In the present case, we find that the Government has stoutly supported the recommendations and the same is said to have been implemented in the Union Territories and some of its departments. There is nothing to show that there were other departments in which similar teachers were employed but such benefit was not given. In fact, all the departments of the Central Government could not have teachers. Nothing to show apart from cases of respondents that any other class of teachers in the Central Government departments were excluded. In fact, on the contrary, we find the aforesaid letter dated 12th August, 1987 is from the Education Department viz. the Human Resources Department which is the parent department under which all teachers fall and was issued after concurrence of Department of Finance. Thus, the stand of the appellants that they were not considered as institution under DDP itself stood transferred or for the lack of either consideration or lack of approval cannot be accepted.

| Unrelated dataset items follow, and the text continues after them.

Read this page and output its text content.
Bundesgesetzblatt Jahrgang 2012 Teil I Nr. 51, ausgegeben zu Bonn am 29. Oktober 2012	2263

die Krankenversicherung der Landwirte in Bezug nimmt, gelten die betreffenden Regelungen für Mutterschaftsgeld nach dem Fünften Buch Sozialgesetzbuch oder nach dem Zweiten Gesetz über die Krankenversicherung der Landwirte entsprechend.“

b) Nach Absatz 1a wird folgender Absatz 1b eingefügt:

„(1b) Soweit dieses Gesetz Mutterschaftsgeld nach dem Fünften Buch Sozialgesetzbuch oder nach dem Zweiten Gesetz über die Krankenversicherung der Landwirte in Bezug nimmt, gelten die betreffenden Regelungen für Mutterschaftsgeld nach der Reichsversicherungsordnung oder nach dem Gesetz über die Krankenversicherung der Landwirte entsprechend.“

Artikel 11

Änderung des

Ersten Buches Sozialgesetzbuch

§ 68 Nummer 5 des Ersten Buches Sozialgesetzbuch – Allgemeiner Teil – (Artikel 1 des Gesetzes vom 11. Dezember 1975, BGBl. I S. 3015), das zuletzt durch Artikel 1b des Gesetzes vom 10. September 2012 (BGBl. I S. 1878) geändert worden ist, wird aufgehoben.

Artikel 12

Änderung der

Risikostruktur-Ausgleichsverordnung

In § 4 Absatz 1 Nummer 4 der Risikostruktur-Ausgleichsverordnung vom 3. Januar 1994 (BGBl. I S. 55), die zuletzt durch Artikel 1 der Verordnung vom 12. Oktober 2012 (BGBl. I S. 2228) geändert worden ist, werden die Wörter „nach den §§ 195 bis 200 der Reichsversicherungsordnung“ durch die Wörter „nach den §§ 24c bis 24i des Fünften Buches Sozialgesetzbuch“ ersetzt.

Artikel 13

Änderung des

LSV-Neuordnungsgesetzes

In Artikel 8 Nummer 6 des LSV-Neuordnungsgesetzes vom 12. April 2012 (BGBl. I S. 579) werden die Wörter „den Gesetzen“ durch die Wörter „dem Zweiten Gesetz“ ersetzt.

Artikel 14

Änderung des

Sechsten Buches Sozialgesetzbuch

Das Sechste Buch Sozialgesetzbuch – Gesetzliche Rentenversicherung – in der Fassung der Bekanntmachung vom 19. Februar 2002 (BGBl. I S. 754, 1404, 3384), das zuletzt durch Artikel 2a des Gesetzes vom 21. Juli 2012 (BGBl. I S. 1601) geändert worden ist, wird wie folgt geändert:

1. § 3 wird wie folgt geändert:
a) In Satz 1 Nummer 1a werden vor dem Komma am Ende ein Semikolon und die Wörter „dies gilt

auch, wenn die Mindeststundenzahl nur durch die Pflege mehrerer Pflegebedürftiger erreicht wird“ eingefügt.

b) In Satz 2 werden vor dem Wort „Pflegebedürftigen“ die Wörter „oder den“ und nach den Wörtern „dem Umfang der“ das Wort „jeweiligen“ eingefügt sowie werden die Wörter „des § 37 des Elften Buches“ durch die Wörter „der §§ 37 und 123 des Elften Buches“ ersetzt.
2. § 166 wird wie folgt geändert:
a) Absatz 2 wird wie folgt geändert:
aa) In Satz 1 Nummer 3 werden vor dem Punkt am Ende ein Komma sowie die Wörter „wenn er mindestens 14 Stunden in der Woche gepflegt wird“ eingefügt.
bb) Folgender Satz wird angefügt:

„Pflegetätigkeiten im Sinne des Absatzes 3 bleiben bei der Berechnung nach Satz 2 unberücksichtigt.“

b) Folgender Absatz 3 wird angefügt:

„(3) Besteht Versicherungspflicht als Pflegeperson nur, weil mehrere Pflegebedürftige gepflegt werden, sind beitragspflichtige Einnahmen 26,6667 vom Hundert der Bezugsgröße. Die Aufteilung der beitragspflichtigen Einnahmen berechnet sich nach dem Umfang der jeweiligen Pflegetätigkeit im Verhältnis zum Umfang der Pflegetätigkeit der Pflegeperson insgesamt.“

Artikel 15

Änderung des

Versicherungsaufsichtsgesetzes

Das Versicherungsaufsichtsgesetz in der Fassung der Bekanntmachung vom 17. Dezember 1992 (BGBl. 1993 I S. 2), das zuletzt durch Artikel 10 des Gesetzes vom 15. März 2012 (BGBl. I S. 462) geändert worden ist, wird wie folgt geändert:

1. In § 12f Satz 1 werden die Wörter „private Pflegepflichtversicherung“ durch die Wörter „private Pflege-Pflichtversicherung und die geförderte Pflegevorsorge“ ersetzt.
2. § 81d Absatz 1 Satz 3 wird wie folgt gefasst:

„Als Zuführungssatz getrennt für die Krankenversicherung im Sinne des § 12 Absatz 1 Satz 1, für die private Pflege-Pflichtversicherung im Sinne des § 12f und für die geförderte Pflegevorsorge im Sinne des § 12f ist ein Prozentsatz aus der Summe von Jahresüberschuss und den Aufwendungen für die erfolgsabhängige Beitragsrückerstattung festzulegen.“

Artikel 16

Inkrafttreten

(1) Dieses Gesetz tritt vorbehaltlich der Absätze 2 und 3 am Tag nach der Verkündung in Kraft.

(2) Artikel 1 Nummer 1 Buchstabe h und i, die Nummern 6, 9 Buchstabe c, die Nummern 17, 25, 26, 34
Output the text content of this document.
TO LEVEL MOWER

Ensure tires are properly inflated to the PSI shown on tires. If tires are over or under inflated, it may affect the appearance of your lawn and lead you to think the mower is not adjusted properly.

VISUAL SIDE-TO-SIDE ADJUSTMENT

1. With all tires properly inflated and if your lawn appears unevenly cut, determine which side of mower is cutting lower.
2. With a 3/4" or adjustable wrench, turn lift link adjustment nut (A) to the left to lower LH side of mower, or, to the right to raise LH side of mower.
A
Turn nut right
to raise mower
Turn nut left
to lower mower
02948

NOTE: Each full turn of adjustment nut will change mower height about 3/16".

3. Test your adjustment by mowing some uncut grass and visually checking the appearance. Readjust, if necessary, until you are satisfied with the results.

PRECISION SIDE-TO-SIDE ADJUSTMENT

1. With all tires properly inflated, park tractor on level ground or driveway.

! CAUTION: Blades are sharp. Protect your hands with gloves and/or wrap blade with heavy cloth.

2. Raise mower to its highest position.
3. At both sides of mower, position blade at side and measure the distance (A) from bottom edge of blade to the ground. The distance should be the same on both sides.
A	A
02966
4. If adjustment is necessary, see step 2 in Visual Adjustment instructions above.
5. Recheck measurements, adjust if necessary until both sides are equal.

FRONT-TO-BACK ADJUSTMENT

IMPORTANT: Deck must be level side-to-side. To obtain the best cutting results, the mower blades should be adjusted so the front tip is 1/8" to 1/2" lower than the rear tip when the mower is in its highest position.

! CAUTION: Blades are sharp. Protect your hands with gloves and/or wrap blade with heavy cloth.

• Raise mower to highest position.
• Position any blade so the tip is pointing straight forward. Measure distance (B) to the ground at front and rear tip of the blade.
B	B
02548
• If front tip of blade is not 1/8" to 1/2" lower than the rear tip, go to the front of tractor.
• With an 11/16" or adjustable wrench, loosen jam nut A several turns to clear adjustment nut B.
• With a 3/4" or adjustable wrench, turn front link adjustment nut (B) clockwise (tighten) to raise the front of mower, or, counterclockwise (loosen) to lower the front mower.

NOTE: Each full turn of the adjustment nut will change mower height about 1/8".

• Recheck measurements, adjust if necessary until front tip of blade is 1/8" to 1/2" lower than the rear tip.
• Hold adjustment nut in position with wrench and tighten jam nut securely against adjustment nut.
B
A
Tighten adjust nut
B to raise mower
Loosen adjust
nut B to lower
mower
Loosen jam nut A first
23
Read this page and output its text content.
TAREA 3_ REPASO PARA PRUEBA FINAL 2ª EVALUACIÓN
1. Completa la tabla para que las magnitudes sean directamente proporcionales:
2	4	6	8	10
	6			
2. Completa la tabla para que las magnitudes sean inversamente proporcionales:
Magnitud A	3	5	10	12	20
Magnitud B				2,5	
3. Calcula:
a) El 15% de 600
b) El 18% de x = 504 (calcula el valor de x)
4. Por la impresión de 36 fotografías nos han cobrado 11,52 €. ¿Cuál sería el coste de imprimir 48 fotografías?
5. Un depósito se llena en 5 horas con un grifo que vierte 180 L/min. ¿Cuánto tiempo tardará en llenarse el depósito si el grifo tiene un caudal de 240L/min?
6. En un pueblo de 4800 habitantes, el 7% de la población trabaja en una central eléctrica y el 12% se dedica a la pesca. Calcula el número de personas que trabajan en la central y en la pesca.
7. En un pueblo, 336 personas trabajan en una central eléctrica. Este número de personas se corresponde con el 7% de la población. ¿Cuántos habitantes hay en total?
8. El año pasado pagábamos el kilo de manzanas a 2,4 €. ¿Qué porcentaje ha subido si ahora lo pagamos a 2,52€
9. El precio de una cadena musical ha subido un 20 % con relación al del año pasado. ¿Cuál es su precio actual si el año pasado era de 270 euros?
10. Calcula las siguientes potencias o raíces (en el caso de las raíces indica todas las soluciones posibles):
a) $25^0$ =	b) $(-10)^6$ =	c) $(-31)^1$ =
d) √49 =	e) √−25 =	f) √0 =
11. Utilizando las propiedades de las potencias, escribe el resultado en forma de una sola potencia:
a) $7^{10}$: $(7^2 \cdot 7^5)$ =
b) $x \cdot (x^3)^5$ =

This apart, we find the aforesaid letter dated 12th August, 1987 in its second para while approving the sanction records it to the following :

"..............all Union Territories (except Chandigarh) including Government aided schools and organisations like Kendriya Vidyalaya Sangathan and Calcutta Tibetan Schools Administration etc.

will be as under." The use of words "organisations like" and the word "etc." indicate similar other organisations, institutions etc. the same was not exhaustive. In consideration to this, we conclude and include t he teachers who were working in DDP as the respondents. We further conclude, if for the aforesaid reasons, their claims were not considered, this non-consideration of their this legitimate claim, when all such belonging to that class received at the relevant date, is arbitrary and violative of Article 14 of the Constitution.

In our considered opinion respondents are entitled to receive the benefit of the recommendation of the National Pay Commission. We further conclude, in every case so far as the Central Government is concerned, to give benefit of the National Pay Commission to its teachers from 1st January, 1986, the respondents are also entitled to receive the same benefit under it from the same date.

For the aforesaid reasons and the findings recorded herein before, we do not find any merit in these appeals.

These appeals are accordingly dismissed. Cost on the parties.